Dangerosité des femmes battues

Publié le par Yves-André Samère

On a su hier soir que la malheureuse Jacqueline Sauvage pourrait peut-être sortir de prison aujourd’hui. La pauvre femme, battue pendant quarante-sept ans par un mari violent (et violeur, il s’en prenait à ses filles), avait fini par le flinguer. Toujours compréhensifs, les juges lui avaient collé une rallonge de ses souffrances en lui infligeant dix ans de réclusion.

Le peuple français n’avait pas apprécié, avait réclamé par voix de pétition – quatre cent mille signatures –  qu’on la libère (j’ajouterai, à titre personnel, qu’on devrait lui donner la Légion d’Honneur et lui réserver pour plus tard une place au Panthéon), et François Hollande, toujours aussi radical, lui avait accordé une grâce partielle, autrement dit, une réduction de la durée de son enfer en taule.
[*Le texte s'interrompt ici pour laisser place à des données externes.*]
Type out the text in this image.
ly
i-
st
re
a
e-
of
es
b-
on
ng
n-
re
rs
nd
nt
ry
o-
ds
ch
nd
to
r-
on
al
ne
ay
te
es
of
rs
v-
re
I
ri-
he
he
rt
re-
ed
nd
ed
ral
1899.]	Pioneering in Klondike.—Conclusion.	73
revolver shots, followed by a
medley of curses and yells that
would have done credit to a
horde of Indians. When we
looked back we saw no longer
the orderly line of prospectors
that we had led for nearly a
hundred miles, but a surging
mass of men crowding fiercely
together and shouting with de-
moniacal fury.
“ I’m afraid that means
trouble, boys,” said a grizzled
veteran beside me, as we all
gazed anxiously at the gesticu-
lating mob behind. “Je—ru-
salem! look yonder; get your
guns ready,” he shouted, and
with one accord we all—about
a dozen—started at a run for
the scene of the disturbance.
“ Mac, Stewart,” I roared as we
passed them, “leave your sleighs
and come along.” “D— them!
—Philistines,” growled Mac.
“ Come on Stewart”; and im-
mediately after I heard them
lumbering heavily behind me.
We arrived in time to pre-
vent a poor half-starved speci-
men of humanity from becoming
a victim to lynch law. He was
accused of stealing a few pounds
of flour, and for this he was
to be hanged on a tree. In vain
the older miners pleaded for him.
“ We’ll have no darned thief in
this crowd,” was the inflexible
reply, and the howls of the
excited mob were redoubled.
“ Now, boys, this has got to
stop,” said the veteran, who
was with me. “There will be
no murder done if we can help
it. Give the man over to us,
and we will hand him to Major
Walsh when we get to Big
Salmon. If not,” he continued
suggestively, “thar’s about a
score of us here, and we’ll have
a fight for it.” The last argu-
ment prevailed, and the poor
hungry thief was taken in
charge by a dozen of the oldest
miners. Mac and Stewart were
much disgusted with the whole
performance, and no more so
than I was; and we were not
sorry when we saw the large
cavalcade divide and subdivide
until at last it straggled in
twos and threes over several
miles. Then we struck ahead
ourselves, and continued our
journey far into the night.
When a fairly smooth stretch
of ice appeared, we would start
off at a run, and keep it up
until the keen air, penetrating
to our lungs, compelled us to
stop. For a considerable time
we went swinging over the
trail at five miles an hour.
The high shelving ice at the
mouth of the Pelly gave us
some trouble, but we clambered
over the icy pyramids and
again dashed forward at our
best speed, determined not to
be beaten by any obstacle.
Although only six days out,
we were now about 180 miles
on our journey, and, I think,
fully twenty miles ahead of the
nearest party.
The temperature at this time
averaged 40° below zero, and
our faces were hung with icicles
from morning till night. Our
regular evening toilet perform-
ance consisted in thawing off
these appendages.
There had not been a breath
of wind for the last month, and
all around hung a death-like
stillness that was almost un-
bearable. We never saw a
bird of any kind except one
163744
C’est fou ce qu’il aime se mouiller, Hollande.

Il faut dire que, du côté du procureur, une femme, on a fait preuve d’un peu d’intelligence, que le Parquet est d’avis qu’on la libère, et fera appel si on ne le fait pas. Néanmoins, l’avocat général, qui est pourtant du même côté, juge que « la légitime défense n’est absolument pas soutenable », ce qui, au sens strict, est exact puisque la condamnée a tué son mari à un moment où, par extraordinaire, il n’était pas en train de la passer à tabac. Mais enfin, c’est du pinaillage spécieux et bureaucratique.

Il n’est pas le seul : on a trouvé une « commission pluridisciplinaire des mesures de sûreté », où siègent notamment le préfet du département et un bâtonnier, pour émettre un avis défavorable à sa libération et réclamer une évaluation de sa « dangerosité ». Et la dangerosité des commissions bidons, on l’évalue à combien ?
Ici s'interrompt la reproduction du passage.